After the first half of the performance, Mooney unfortunately shifts his focus from social issues to his beefs with celebrities, including Lindsay Lohan, Madonna and a rather tasteless joke where he victim-shames Nicole Brown Simpson for being a “drug-addict ho.” On A Piece of My Mind, Mooney shows that he’s a true original when he’s working hard to deliver his biting social commentary, and just like any other comedian when he’s leaning back to skewer decade-cold celebrities.
Myq Kaplan has pretty much based his act on three things: he’s vegan, he’s an atheist and he’s a nerd. Despite the fact that, a decade into his career, this character-defining trifecta has become commonplace in comedy, the New Jersey standup sticks to his M.O. with his 2014 Netflix special, Small, Dork and Handsome.
Recorded at the 1,200 seat Wilbur Theater, the Boston University alumni returns to his old stomping grounds for his first televised special.
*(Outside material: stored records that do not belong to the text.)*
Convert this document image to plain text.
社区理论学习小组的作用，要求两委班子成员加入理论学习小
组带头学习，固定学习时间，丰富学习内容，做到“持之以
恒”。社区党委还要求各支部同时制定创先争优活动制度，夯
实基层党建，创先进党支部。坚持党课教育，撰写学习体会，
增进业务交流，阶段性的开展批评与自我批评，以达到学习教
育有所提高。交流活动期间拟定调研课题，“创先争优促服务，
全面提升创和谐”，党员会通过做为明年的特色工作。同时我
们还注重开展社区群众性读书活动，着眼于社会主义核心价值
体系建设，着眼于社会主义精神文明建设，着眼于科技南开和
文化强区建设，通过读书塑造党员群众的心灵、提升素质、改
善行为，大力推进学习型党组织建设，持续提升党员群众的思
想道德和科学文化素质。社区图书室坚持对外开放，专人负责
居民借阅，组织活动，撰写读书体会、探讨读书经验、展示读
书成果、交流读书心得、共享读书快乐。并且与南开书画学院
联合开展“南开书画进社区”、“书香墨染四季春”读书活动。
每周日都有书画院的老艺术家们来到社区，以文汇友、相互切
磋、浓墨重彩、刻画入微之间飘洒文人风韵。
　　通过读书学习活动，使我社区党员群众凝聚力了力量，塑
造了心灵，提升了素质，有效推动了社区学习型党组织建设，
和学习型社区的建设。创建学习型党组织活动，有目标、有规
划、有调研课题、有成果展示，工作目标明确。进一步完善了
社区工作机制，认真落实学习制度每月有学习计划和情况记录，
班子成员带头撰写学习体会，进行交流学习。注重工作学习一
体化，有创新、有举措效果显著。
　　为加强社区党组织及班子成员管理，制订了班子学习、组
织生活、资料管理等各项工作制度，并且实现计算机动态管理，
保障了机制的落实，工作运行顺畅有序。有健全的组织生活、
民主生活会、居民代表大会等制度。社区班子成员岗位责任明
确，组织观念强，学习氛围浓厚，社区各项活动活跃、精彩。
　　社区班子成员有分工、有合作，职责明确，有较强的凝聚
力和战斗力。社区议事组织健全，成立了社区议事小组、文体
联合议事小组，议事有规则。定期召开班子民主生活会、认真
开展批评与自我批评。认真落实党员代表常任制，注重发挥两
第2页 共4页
Warming up the crowd with his cerebral and wry observations about how comedy is the only art form that only exists when it’s working, (“If you don’t like a movie, it’s still a movie”).
Although Kaplan’s set comes off very typical, including jokes on philosophy (“I was a philosophy major… or was I”), feminism (“When you add a ‘y’ to ‘womyn,’ you’re taking the man out but adding a male chromosome”) and being a beta male in an alpha male world (“If you didn’t want to hear rape jokes, you shouldn’t have dressed like you do”), his humour possesses so many layers that it manages to separate him from his peers.
Although Kaplan spends the hour delivering short setups, as he’s not characteristically known as a storyteller, while never truly pushing the envelope, Small, Dork and Handsome shows Myq Kaplan giving the audience a package of typical material into the most clever, informed and atypical manner possible.